Copper foil is no longer just a conductive layer — its surface texture directly affects how signals travel and has become a key source of high-speed signal loss.
This article explains, from an engineering perspective, how copper foil roughness affects signal attenuation in high-speed PCBs.
1. Skin Effect – High-Frequency Currents Flow on the Surface
When frequency increases, electrical current tends to flow only near the conductor surface.
This phenomenon is called the skin effect.
The skin depth decreases as frequency increases, and at frequencies above 1 GHz, it is close to the average roughness of 0.5 oz copper foil on the shiny side.
This means that when the surface roughness of a copper surface is on the same order as the skin depth, the surface profile is no longer a microscopic detail — it directly influences signal transmission.
2. Why Roughness Adds Extra Loss
Signal loss in high-speed PCBs comes mainly from two sources:
- Dielectric loss
- Conductor loss
Conductor loss is not only caused by the metal’s resistance but also by scattering loss from the surface roughness.
A rough surface forces the current to follow a longer, more uneven path, increasing resistance and energy loss.
This effect grows rapidly as frequency increases.
3. Test Results – Small Difference at Low Frequency, Big at High Frequency
Studies on different types of copper foil show:
- At around 1 GHz, the loss differences between foils with various roughness levels are small.
- At higher frequencies, the difference grows quickly.
- The rougher the surface, the greater the signal attenuation.
That is why copper roughness, often ignored in low-speed designs, becomes a serious concern in high-speed and RF applications.
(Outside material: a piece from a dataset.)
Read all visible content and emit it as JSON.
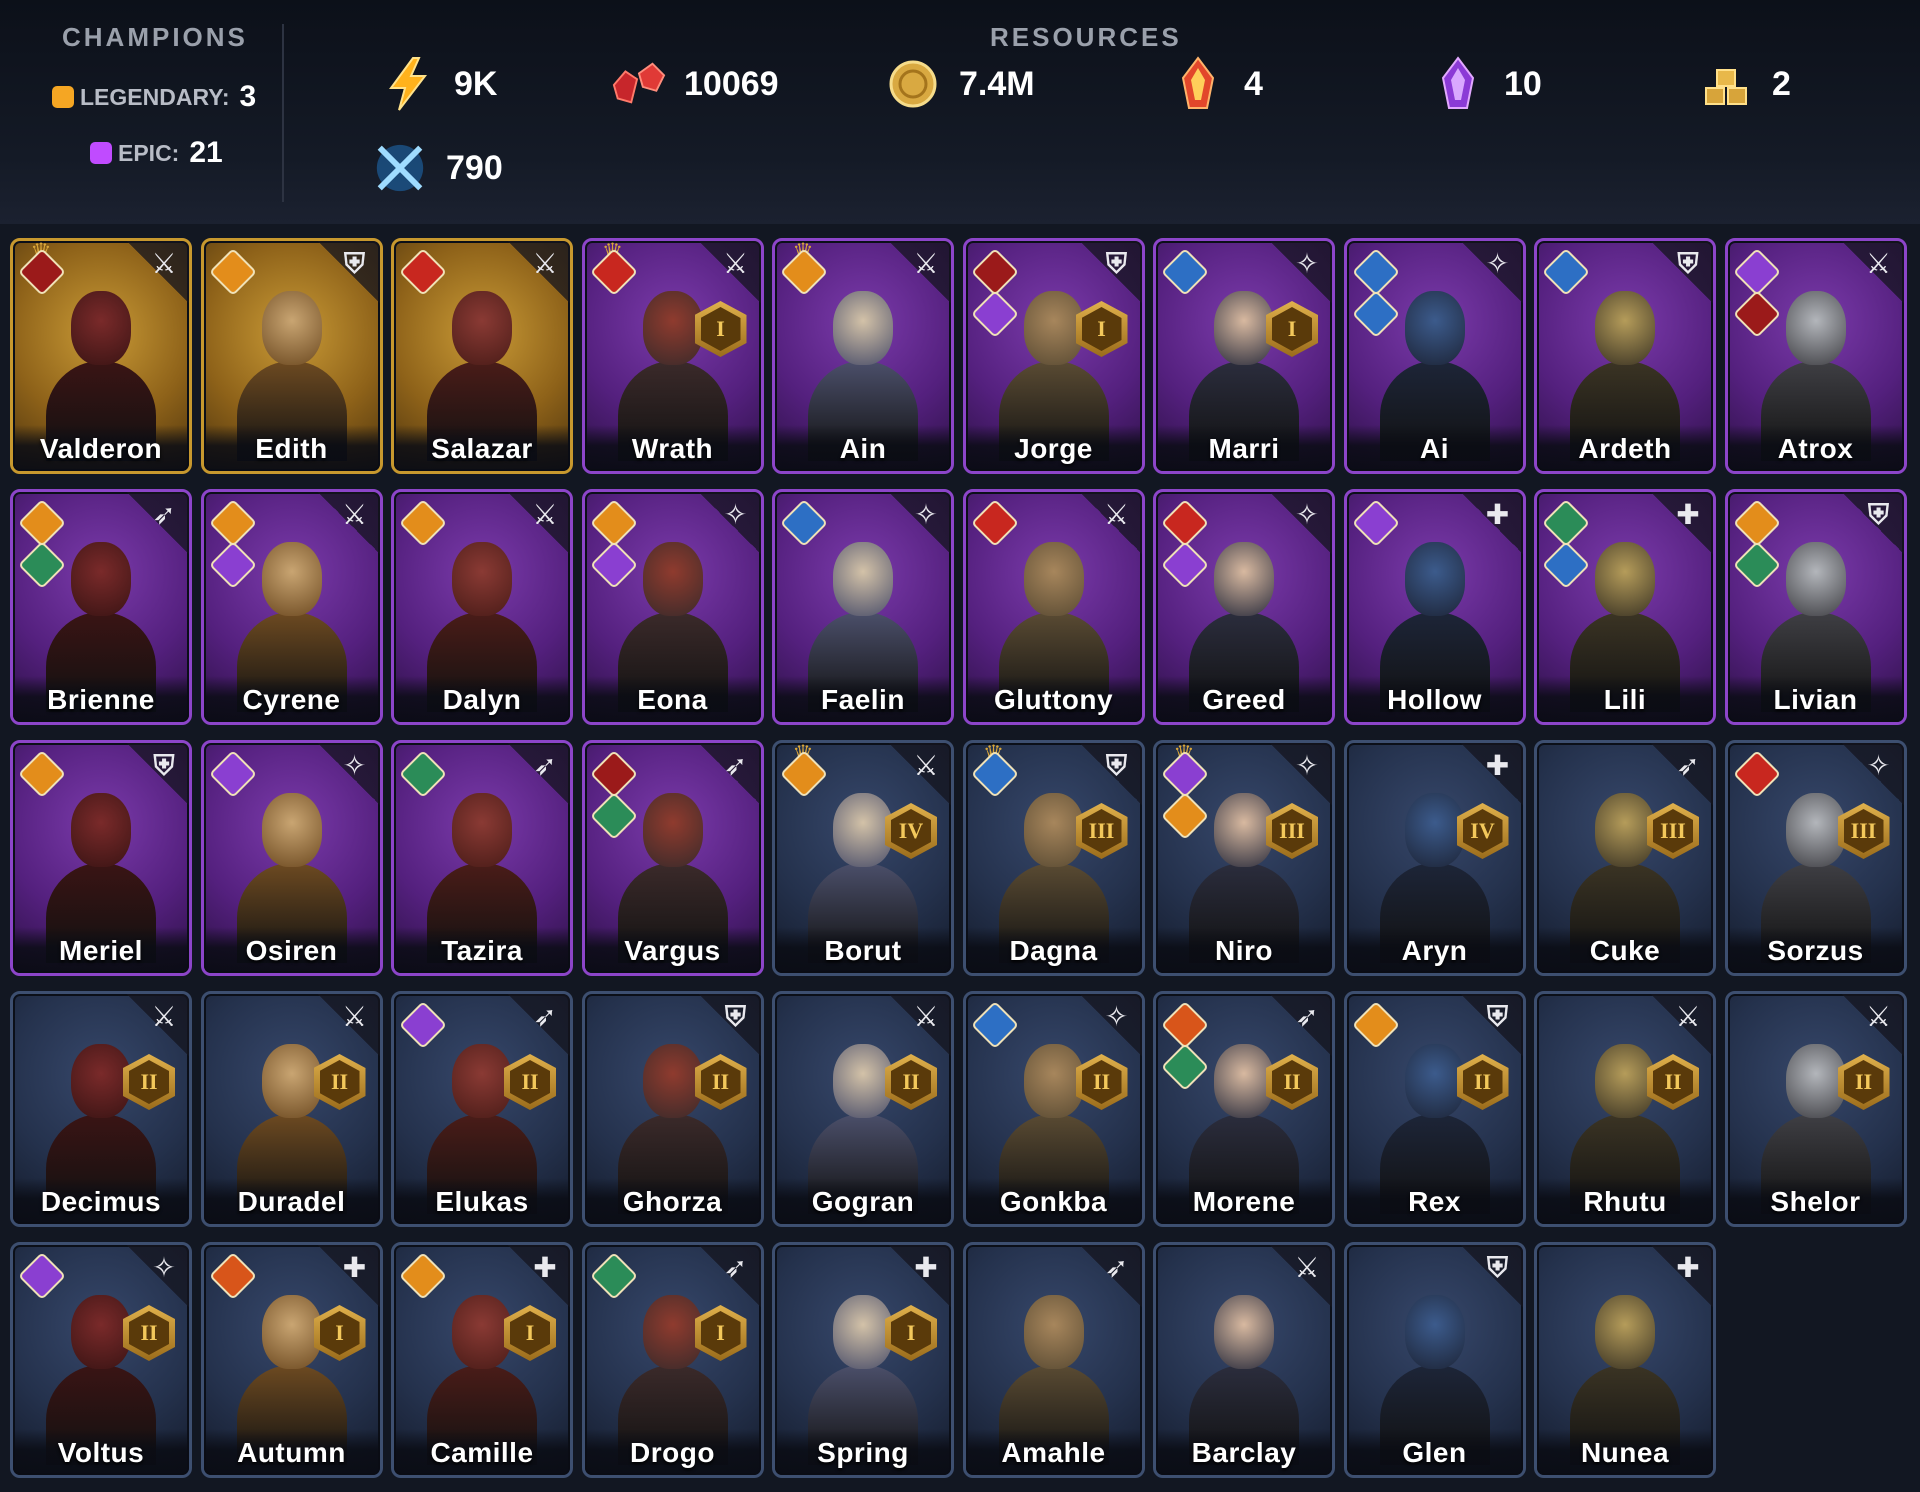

4. Manufacturing Impact – Brown Oxide Is Not “Free”
In PCB manufacturing, the brown oxide process roughens the copper surface using oxide or oxide-replacement chemistry to improve inner-layer adhesion.
Test comparisons at 1 GHz show:
- Smoother samples: Df ≈ 0.021
- Rougher samples: Df ≈ 0.026
These results show that while surface roughening improves bonding strength, the added roughness can become a major source of signal loss in high-speed designs.
5. Engineering Takeaways – Match Copper Foil to Signal Integrity
At GHz-level speeds or in RF applications, copper foil selection and surface treatment must align with signal-integrity requirements.
Many designers now choose:
- Low-profile copper foil
- Ultra-low-profile copper foil
- Reverse-treated (RTF) copper foil
These foils help maintain good reliability while minimising insertion loss and signal attenuation.
Conclusion
In modern high-speed PCB design, copper foil has evolved from a background material to an active factor that shapes signal integrity.
Understanding and controlling copper surface roughness is a key step toward reliable performance in the GHz era.